Other characters who appear in comic:
- Mable – Mable was George Liquor's wife. After she died, George Liquor preserved her torso and legs and nailed the parts to a trophy stand with the buttocks facing the room.
- Merle – 30-year-old Merle, a "health nut", is Sody's older sister. Merle tries to seduce George Liquor.
- "The Bad Catholic Girls" – Three Catholic school teenage girls who smoke, trying to "corrupt" Jimmy.
- Mildrew – Mildrew, Slab and Ernie's mother, is married to Frank, George's brother. George Liquor sometimes flirts with her.
- Cigarettes the Cat – Cigarettes is Jimmy's pet cat.
- Victor Lugnuts – Lugnuts operates "Victor Lugnuts' House of Meats".

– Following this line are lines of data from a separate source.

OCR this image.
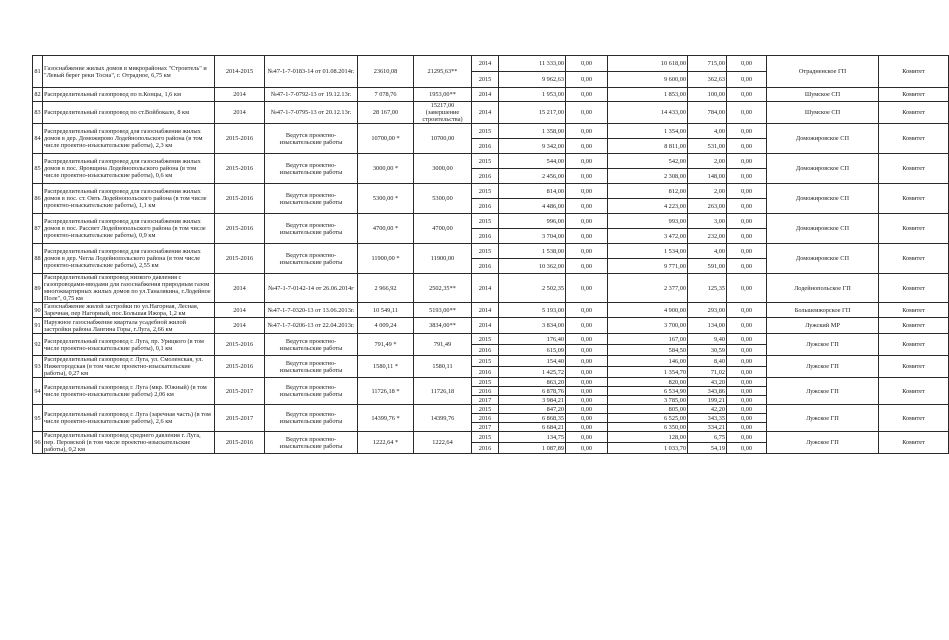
81	Газоснабжение жилых домов в микрорайонах "Строитель" и "Левый берег реки Тосна", г. Отрадное, 6,75 км	2014-2015	№47-1-7-0183-14 от 01.08.2014г.	23610,08	21295,63**	2014	11 333,00	0,00	10 618,00	715,00	0,00	Отрадненское ГП	Комитет
						2015	9 962,63	0,00	9 600,00	362,63	0,00		
82	Распределительный газопровод по п.Концы, 1,6 км	2014	№47-1-7-0792-13 от 19.12.13г.	7 078,76	1953,00**	2014	1 953,00	0,00	1 853,00	100,00	0,00	Шумское СП	Комитет
83	Распределительный газопровод по ст.Войбокало, 8 км	2014	№47-1-7-0795-13 от 20.12.13г.	28 167,00	15217,00 (завершение строительства)	2014	15 217,00	0,00	14 433,00	784,00	0,00	Шумское СП	Комитет
84	Распределительный газопровод для газоснабжения жилых домов в дер. Доможирово Лодейнопольского района (в том числе проектно-изыскательские работы), 2,3 км	2015-2016	Ведутся проектно-изыскательские работы	10700,00 *	10700,00	2015	1 358,00	0,00	1 354,00	4,00	0,00	Доможировское СП	Комитет
						2016	9 342,00	0,00	8 811,00	531,00	0,00		
85	Распределительный газопровод для газоснабжения жилых домов в пос. Яровщина Лодейнопольского района (в том числе проектно-изыскательские работы), 0,6 км	2015-2016	Ведутся проектно-изыскательские работы	3000,00 *	3000,00	2015	544,00	0,00	542,00	2,00	0,00	Доможировское СП	Комитет
						2016	2 456,00	0,00	2 308,00	148,00	0,00		
86	Распределительный газопровод для газоснабжения жилых домов в пос. ст. Оять Лодейнопольского района (в том числе проектно-изыскательские работы), 1,1 км	2015-2016	Ведутся проектно-изыскательские работы	5300,00 *	5300,00	2015	814,00	0,00	812,00	2,00	0,00	Доможировское СП	Комитет
						2016	4 486,00	0,00	4 223,00	263,00	0,00		
87	Распределительный газопровод для газоснабжения жилых домов в пос. Рассвет Лодейнопольского района (в том числе проектно-изыскательские работы), 0,9 км	2015-2016	Ведутся проектно-изыскательские работы	4700,00 *	4700,00	2015	996,00	0,00	993,00	3,00	0,00	Доможировское СП	Комитет
						2016	3 704,00	0,00	3 472,00	232,00	0,00		
88	Распределительный газопровод для газоснабжения жилых домов в дер. Чегла Лодейнопольского района (в том числе проектно-изыскательские работы), 2,55 км	2015-2016	Ведутся проектно-изыскательские работы	11900,00 *	11900,00	2015	1 538,00	0,00	1 534,00	4,00	0,00	Доможировское СП	Комитет
						2016	10 362,00	0,00	9 771,00	591,00	0,00		
89	Распределительный газопровод низкого давления с газопроводами-вводами для газоснабжения природным газом многоквартирных жилых домов по ул.Таналякина, г.Лодейное Поле", 0,75 км	2014	№47-1-7-0142-14 от 26.06.2014г	2 966,92	2502,35**	2014	2 502,35	0,00	2 377,00	125,35	0,00	Лодейнопольское ГП	Комитет
90	Газоснабжение жилой застройки по ул.Нагорная, Лесная, Заречная, пер Нагорный, пос.Большая Ижора, 1,2 км	2014	№47-1-7-0320-13 от 13.06.2013г.	10 549,11	5193,00**	2014	5 193,00	0,00	4 900,00	293,00	0,00	Большеижорское ГП	Комитет
91	Наружное газоснабжение квартала усадебной жилой застройки района Лангина Горы, г.Луга, 2,66 км	2014	№47-1-7-0206-13 от 22.04.2013г.	4 009,24	3834,00**	2014	3 834,00	0,00	3 700,00	134,00	0,00	Лужский МР	Комитет
92	Распределительный газопровод г. Луга, пр. Урицкого (в том числе проектно-изыскательские работы), 0,1 км	2015-2016	Ведутся проектно-изыскательские работы	791,49 *	791,49	2015	176,40	0,00	167,00	9,40	0,00	Лужское ГП	Комитет
						2016	615,09	0,00	584,50	30,59	0,00		
93	Распределительный газопровод г. Луга, ул. Смоленская, ул. Нижегородская (в том числе проектно-изыскательские работы), 0,27 км	2015-2016	Ведутся проектно-изыскательские работы	1580,11 *	1580,11	2015	154,40	0,00	146,00	8,40	0,00	Лужское ГП	Комитет
						2016	1 425,72	0,00	1 354,70	71,02	0,00		
94	Распределительный газопровод г. Луга (мкр. Южный) (в том числе проектно-изыскательские работы) 2,06 км	2015-2017	Ведутся проектно-изыскательские работы	11726,18 *	11726,18	2015	863,20	0,00	820,00	43,20	0,00	Лужское ГП	Комитет
						2016	6 878,76	0,00	6 534,90	343,86	0,00		
						2017	3 984,21	0,00	3 785,00	199,21	0,00		
95	Распределительный газопровод г. Луга (заречная часть) (в том числе проектно-изыскательские работы), 2,6 км	2015-2017	Ведутся проектно-изыскательские работы	14399,76 *	14399,76	2015	847,20	0,00	805,00	42,20	0,00	Лужское ГП	Комитет
						2016	6 868,35	0,00	6 525,00	343,35	0,00		
						2017	6 684,21	0,00	6 350,00	334,21	0,00		
96	Распределительный газопровод среднего давления г. Луга, пер. Перовской (в том числе проектно-изыскательские работы), 0,2 км	2015-2016	Ведутся проектно-изыскательские работы	1222,64 *	1222,64	2015	134,75	0,00	128,00	6,75	0,00	Лужское ГП	Комитет
						2016	1 087,89	0,00	1 033,70	54,19	0,00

- Victor Produce – Lugnuts's rival, Victor Produce, operates a vegetable store.
- Eddie the Town Atheist – Eddie, an atheist, is Lugnuts's son. George tries to convince him to adopt Christianity.
- General "Buck" Neckfold – Neckfold, a general at The Pentagon, is one of George Liquor's friends.
- Nutty the Friendly Dump – A piece of feces that Jimmy carries around and treats as a friend, with corn kernels for eyes.
- Dr. Stump – Stump, George Liquor's family doctor, prescribes amputation as treatment for various ills.
- Harvey Whiteman, the Barber – Whiteman is George Liquor's barber.
- "The Lord" – God is one of George Liquor's "fishing buddies".